I haven't seen anything that beats IRCCloud in the ease of use and UI departments, especially their mobile apps.
That said, the full service is $5/month and so not for everybody. Also, you mention security and I'm not sure whether you'd consider a cloud service permissible in that sense or not.
Because with ZNC it's possible to connect from multiple clients, get the full message backlog on every device, push notifications, iOS/Android apps. You could use an ssh client on your phone and reattach to the screen/tmux session but it's just not that comfortable.
I know the advantage here is the open source availability, but ever since my team joined Slack for dev team chat, we haven't looked back. So many integrations. Such awesome.
I have a test account on Slack, I really like it....but like so many Saas-only products, we'll never be able to use it here at work behind our firewall, with our protected source code and JIRA databases....
Works fine from here. I just tested by deploying an app.
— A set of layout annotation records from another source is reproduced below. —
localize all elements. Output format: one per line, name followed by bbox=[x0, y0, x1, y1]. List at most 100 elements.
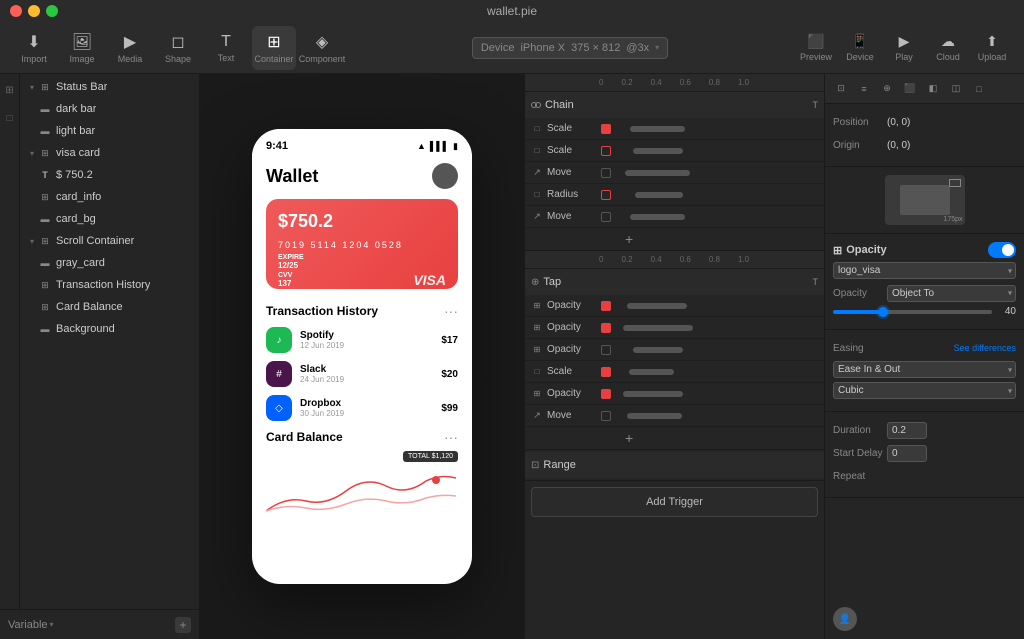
layer-item-status-bar[interactable]: ▾ ⊞ Status Bar bbox=[20, 76, 199, 98]
thumbnail-resize-handle[interactable] bbox=[949, 179, 961, 187]
chain-section-header[interactable]: Chain T bbox=[525, 92, 824, 118]
variable-dropdown[interactable]: Variable ▾ bbox=[8, 619, 54, 631]
close-button[interactable] bbox=[10, 5, 22, 17]
layer-item-amount[interactable]: T $ 750.2 bbox=[20, 164, 199, 186]
scale2-icon: □ bbox=[531, 145, 543, 157]
right-tool-7[interactable]: □ bbox=[969, 79, 989, 99]
see-differences-link[interactable]: See differences bbox=[954, 343, 1016, 353]
device-icon: 📱 bbox=[851, 33, 868, 50]
layer-item-dark-bar[interactable]: ▬ dark bar bbox=[20, 98, 199, 120]
tap-track-move[interactable]: ↗ Move bbox=[525, 405, 824, 427]
move1-toggle[interactable] bbox=[601, 168, 611, 178]
tap-scale-toggle[interactable] bbox=[601, 367, 611, 377]
card-number: 7019 5114 1204 0528 bbox=[278, 240, 446, 250]
chain-track-move2[interactable]: ↗ Move bbox=[525, 206, 824, 228]
visa-label: VISA bbox=[413, 272, 446, 288]
position-label: Position bbox=[833, 117, 883, 128]
layer-item-gray-card[interactable]: ▬ gray_card bbox=[20, 252, 199, 274]
origin-row: Origin (0, 0) bbox=[833, 135, 1016, 155]
opacity2-toggle[interactable] bbox=[601, 323, 611, 333]
scale2-toggle[interactable] bbox=[601, 146, 611, 156]
opacity-slider[interactable] bbox=[833, 310, 992, 314]
tap-track-opacity1[interactable]: ⊞ Opacity bbox=[525, 295, 824, 317]
duration-field[interactable]: 0.2 bbox=[887, 422, 927, 439]
add-variable-button[interactable]: + bbox=[175, 617, 191, 633]
right-tool-4[interactable]: ⬛ bbox=[900, 79, 920, 99]
opacity3-toggle[interactable] bbox=[601, 345, 611, 355]
tool-component[interactable]: ◈ Component bbox=[300, 26, 344, 70]
wallet-avatar bbox=[432, 163, 458, 189]
chain-add-row: + bbox=[525, 228, 824, 250]
credit-card: $750.2 7019 5114 1204 0528 EXPIRE 12/25 … bbox=[266, 199, 458, 289]
right-tool-6[interactable]: ◫ bbox=[946, 79, 966, 99]
layer-item-visa-card[interactable]: ▾ ⊞ visa card bbox=[20, 142, 199, 164]
group-icon-scroll: ⊞ bbox=[38, 234, 52, 248]
tap-add-button[interactable]: + bbox=[625, 430, 633, 446]
scale1-toggle[interactable] bbox=[601, 124, 611, 134]
opacity-title: Opacity bbox=[846, 244, 886, 256]
tap-track-opacity2[interactable]: ⊞ Opacity bbox=[525, 317, 824, 339]
start-delay-field[interactable]: 0 bbox=[887, 445, 927, 462]
range-section-header[interactable]: ⊡ Range bbox=[525, 452, 824, 478]
transaction-more-icon: ··· bbox=[444, 303, 458, 319]
opacity1-toggle[interactable] bbox=[601, 301, 611, 311]
layer-item-light-bar[interactable]: ▬ light bar bbox=[20, 120, 199, 142]
opacity-mode-select[interactable]: Object To bbox=[887, 285, 1016, 302]
opacity4-bar bbox=[623, 391, 683, 397]
canvas[interactable]: 9:41 ▲ ▌▌▌ ▮ Wallet $750.2 7019 5114 120… bbox=[200, 74, 524, 639]
upload-button[interactable]: ⬆ Upload bbox=[972, 26, 1012, 70]
easing-type-select[interactable]: Cubic bbox=[833, 382, 1016, 399]
right-tool-2[interactable]: ≡ bbox=[854, 79, 874, 99]
assets-icon[interactable]: □ bbox=[2, 110, 18, 126]
tap-track-scale[interactable]: □ Scale bbox=[525, 361, 824, 383]
right-tool-3[interactable]: ⊕ bbox=[877, 79, 897, 99]
preview-button[interactable]: ⬛ Preview bbox=[796, 26, 836, 70]
opacity-toggle[interactable] bbox=[988, 242, 1016, 258]
spotify-date: 12 Jun 2019 bbox=[300, 341, 433, 350]
shape-icon-background: ▬ bbox=[38, 322, 52, 336]
radius-toggle[interactable] bbox=[601, 190, 611, 200]
opacity4-toggle[interactable] bbox=[601, 389, 611, 399]
maximize-button[interactable] bbox=[46, 5, 58, 17]
tool-import[interactable]: ⬇ Import bbox=[12, 26, 56, 70]
tap-move-toggle[interactable] bbox=[601, 411, 611, 421]
dropbox-name: Dropbox bbox=[300, 398, 433, 409]
layer-item-card-info[interactable]: ⊞ card_info bbox=[20, 186, 199, 208]
chain-track-scale1[interactable]: □ Scale bbox=[525, 118, 824, 140]
easing-select[interactable]: Ease In & Out bbox=[833, 361, 1016, 378]
device-button[interactable]: 📱 Device bbox=[840, 26, 880, 70]
layer-item-card-bg[interactable]: ▬ card_bg bbox=[20, 208, 199, 230]
move2-toggle[interactable] bbox=[601, 212, 611, 222]
tool-media[interactable]: ▶ Media bbox=[108, 26, 152, 70]
layer-item-background[interactable]: ▬ Background bbox=[20, 318, 199, 340]
element-select[interactable]: logo_visa bbox=[833, 262, 1016, 279]
right-tool-1[interactable]: ⊡ bbox=[831, 79, 851, 99]
user-avatar[interactable]: 👤 bbox=[833, 607, 857, 631]
easing-select-wrap: Ease In & Out bbox=[833, 361, 1016, 378]
layers-icon[interactable]: ⊞ bbox=[2, 82, 18, 98]
minimize-button[interactable] bbox=[28, 5, 40, 17]
shape-icon-dark-bar: ▬ bbox=[38, 102, 52, 116]
cloud-button[interactable]: ☁ Cloud bbox=[928, 26, 968, 70]
tap-track-opacity4[interactable]: ⊞ Opacity bbox=[525, 383, 824, 405]
layer-item-card-balance[interactable]: ⊞ Card Balance bbox=[20, 296, 199, 318]
toolbar: ⬇ Import 🖼 Image ▶ Media ◻ Shape T Text … bbox=[0, 22, 1024, 74]
tool-container[interactable]: ⊞ Container bbox=[252, 26, 296, 70]
tool-text[interactable]: T Text bbox=[204, 26, 248, 70]
tool-image[interactable]: 🖼 Image bbox=[60, 26, 104, 70]
tap-section-header[interactable]: ⊕ Tap T bbox=[525, 269, 824, 295]
tap-track-opacity3[interactable]: ⊞ Opacity bbox=[525, 339, 824, 361]
radius-bar bbox=[635, 192, 683, 198]
layer-item-transaction-history[interactable]: ⊞ Transaction History bbox=[20, 274, 199, 296]
mobile-content: Wallet $750.2 7019 5114 1204 0528 EXPIRE… bbox=[252, 157, 472, 584]
add-trigger-button[interactable]: Add Trigger bbox=[531, 487, 818, 517]
chain-track-scale2[interactable]: □ Scale bbox=[525, 140, 824, 162]
chain-track-move1[interactable]: ↗ Move bbox=[525, 162, 824, 184]
device-selector[interactable]: Device iPhone X 375 × 812 @3x ▾ bbox=[472, 37, 668, 59]
layer-item-scroll-container[interactable]: ▾ ⊞ Scroll Container bbox=[20, 230, 199, 252]
right-tool-5[interactable]: ◧ bbox=[923, 79, 943, 99]
tool-shape[interactable]: ◻ Shape bbox=[156, 26, 200, 70]
play-button[interactable]: ▶ Play bbox=[884, 26, 924, 70]
chain-track-radius[interactable]: □ Radius bbox=[525, 184, 824, 206]
chain-add-button[interactable]: + bbox=[625, 231, 633, 247]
Make sure the last command is run when you copy-paste the commands. That is what creates the admin user and the sample room. admin@example.com and password is "password".
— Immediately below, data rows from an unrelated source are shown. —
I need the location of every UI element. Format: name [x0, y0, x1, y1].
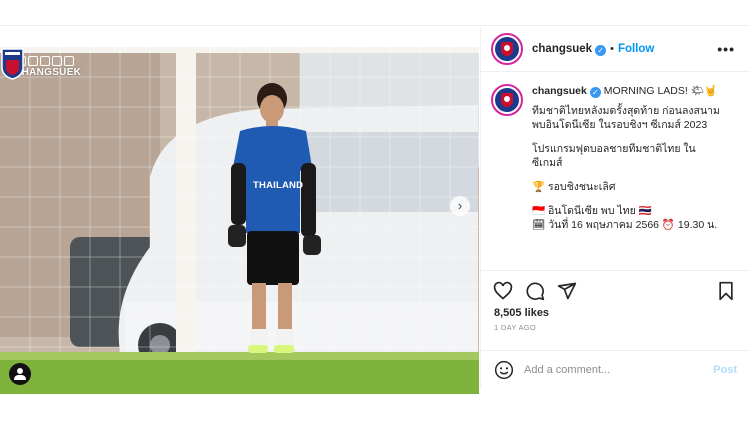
- more-icon[interactable]: •••: [717, 41, 735, 57]
- verified-icon: ✓: [589, 87, 601, 98]
- follow-button[interactable]: Follow: [618, 43, 654, 55]
- post-header: changsuek ✓ • Follow •••: [481, 27, 750, 72]
- comment-input[interactable]: Add a comment...: [524, 364, 713, 376]
- verified-icon: ✓: [595, 44, 607, 56]
- line-icon: [64, 56, 74, 66]
- caption-line: ซีเกมส์: [532, 157, 563, 169]
- caption-line: พบอินโดนีเซีย ในรอบชิงฯ ซีเกมส์ 2023: [532, 119, 708, 131]
- caption-line: โปรแกรมฟุตบอลชายทีมชาติไทย ใน: [532, 143, 696, 155]
- header-username[interactable]: changsuek ✓: [532, 43, 607, 56]
- likes-count[interactable]: 8,505 likes: [494, 307, 549, 319]
- separator: •: [610, 43, 614, 55]
- photo-scene: [0, 47, 479, 394]
- caption-line: ทีมชาติไทยหลังมดรั้งสุดท้าย ก่อนลงสนาม: [532, 105, 720, 117]
- bookmark-icon[interactable]: [717, 281, 735, 301]
- post-image: @CHANGSUEK THAILAND ›: [0, 47, 479, 394]
- chevron-right-icon: ›: [457, 198, 463, 213]
- tag-user-icon[interactable]: [9, 363, 31, 385]
- caption-line: 🏆 รอบชิงชนะเลิศ: [532, 181, 616, 193]
- instagram-post: @CHANGSUEK THAILAND › changsuek ✓ • Follo…: [0, 27, 750, 394]
- post-sidebar: changsuek ✓ • Follow ••• changsuek ✓ MORNI…: [480, 27, 750, 389]
- caption-line: 🗓 วันที่ 16 พฤษภาคม 2566 ⏰ 19.30 น.: [532, 219, 718, 231]
- post-comment-button[interactable]: Post: [713, 364, 737, 376]
- caption: changsuek ✓ MORNING LADS! 🌤🤘 ทีมชาติไทยหล…: [481, 73, 750, 269]
- youtube-icon: [40, 56, 50, 66]
- post-date: 1 DAY AGO: [494, 323, 537, 332]
- twitter-icon: [52, 56, 62, 66]
- caption-line: 🇮🇩 อินโดนีเซีย พบ ไทย 🇹🇭: [532, 205, 652, 217]
- tiktok-icon: [28, 56, 38, 66]
- comment-box: Add a comment... Post: [481, 350, 750, 389]
- caption-avatar[interactable]: [491, 84, 523, 116]
- jersey-text: THAILAND: [253, 180, 304, 191]
- next-image-button[interactable]: ›: [450, 196, 470, 216]
- browser-top-strip: [0, 0, 750, 26]
- emoji-icon[interactable]: [494, 360, 514, 380]
- share-icon[interactable]: [557, 281, 577, 301]
- caption-body: changsuek ✓ MORNING LADS! 🌤🤘 ทีมชาติไทยหล…: [532, 84, 741, 232]
- caption-username[interactable]: changsuek ✓: [532, 85, 601, 98]
- heart-icon[interactable]: [493, 281, 513, 301]
- thailand-crest-logo: [1, 48, 24, 80]
- caption-headline: MORNING LADS! 🌤🤘: [603, 85, 718, 97]
- post-actions: 8,505 likes 1 DAY AGO: [481, 270, 750, 350]
- avatar[interactable]: [491, 33, 523, 65]
- comment-icon[interactable]: [525, 281, 545, 301]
Also, I've now disabled editing the account details on the demo app (the password was being changed frequently). So it should be fine from now on.
I did follow all the instructions, and was told the admin user was created successfully, but it will not let me log in. The demo is working now though, so thanks for that :)
Every programmers underestimate complexity. Based on what you think it is easy. But when you look into more details, 30 minutes of work include code highlight, notification, responsive design, etc?
I think you're discounting the weeks of effort that went into writing the ember front-end, css, and the backend business logic for a full-fledged "Team Chat Application".
The problem I see with message apps is that it's like email; you really wished you could host it yourself and fine tune things (as well as make sure nobody is eavesdropping). But you can't have it down or (worse) performing at half capacity. It needs to be up all the time with almost perfect quality.
Sure you can set something up yourself, but you'll probably struggle with maintaining a decent QoS, and if your team is any good, they probably won't allow that to go on very long.